Peter Yama dodges electoral bribery charge

Unprecedented violence, fraud and intimidation “hijacked” the 2017 national election. There was ‘widespread fraud and malpractice, and extensive vote rigging’ says Nicole Haley, an associate professor at the Australian National University and the lead author of an in depth study into the election.

It is against this backdrop that on 3 October 2018 two election officials were convicted by the National Court, after they failed to report a corrupt gratification they had received from a candidate during the vote count for the Madang Provincial Seat.

John Tumaing confessed to receiving K50 from the candidate, and Nixon Kavo, admitted to receiving K500.

Under the Criminal Code both men were duty bound to report this corrupt gratification to a law enforcement officer. They failed in this duty. As a result they were convicted under s97C(1) of the Criminal Code, and each was sentenced to 9 months imprisonment.

However, the candidate named by the National Court as having provided this corrupt gratification, has not been charged by police. The candidate is the Madang Governor Mr Peter Yama.

It is highly irregular that two men who received the corrupt payments have been arrested, charged and convicted, while the man alleged to have made those corrupt payments, has not been arrested and charged?

This it particularly galling when, according to the judge, it was the candidate who was responsible for initiating the payments and who put the two election officials ‘in a difficult position’. ‘There is an appearance that they are scapegoats’ said the judge.

Mr Yama is a serial litigator whose murky past has previously featured in a five-part investigation published by PNGi.

In that exposé we revealed that Yama has seemingly evaded police investigation and criminal charges on a number of occasions. Indeed, in 2010, the senior Australian journalist Rowan Callick described Yama as the ‘policeman turned security godfather turned politician’ who appears ‘untouchable, capable of pulling strings in every quarter’.

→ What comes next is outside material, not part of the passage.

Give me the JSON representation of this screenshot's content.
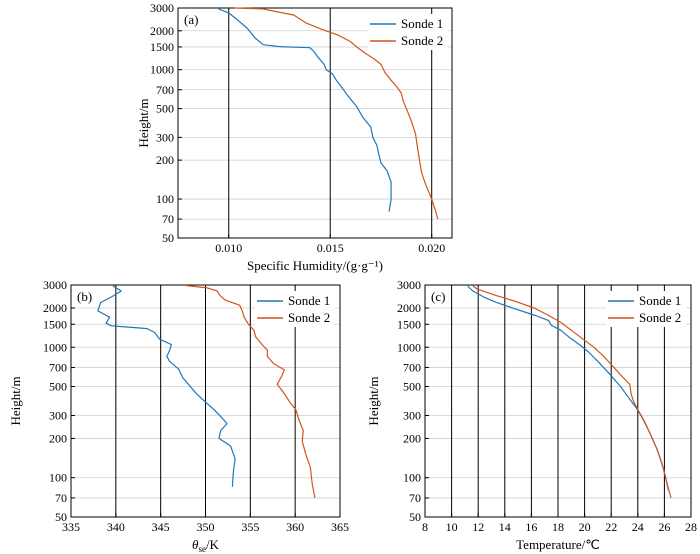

In 2004, when the Supreme Court found company records produced in a court case filed by Peter Yama were forged, it recommended the matter be referred to the police for further investigation.

Similarly, in 2009, the Commission of Inquiry into the Department of Finance recommended Peter Yama be referred to the police for making ‘an unlawful claim’. 

There is no evidence on the public record the police ever followed up on either matter.

This stands in stark contrast to events in 2013, when Peter Yama was convicted for threatening to kill police officers in a fracas outside the Madang court house (which, incidentally, was also related to a election vote count).

At his trial in this matter, several police officers gave evidence that Yama had threatened to kill them. One of them testified that Peter Yama had said ‘if anything goes wrong, you Ramu Police will be the first guys to be held responsible. I got some high-powered firearms, which I will use to shoot you’.  Yama did not deny the accusations and was sentenced to six months jail.

So, the RPNGC has shown before it can, when it wishes, stand up to powerful men like Mr Yama, so why have they not done so in the current case of electoral corruption?

It is time for the police to demonstrate they themselves have not been corrupted and are committed to upholding the rule of law and treating everyone equally.  Mr Yama must be arrested and charged.

At stake is not only the reputation of the police force but also any faint hope that in 2022 we might see a free and fair election.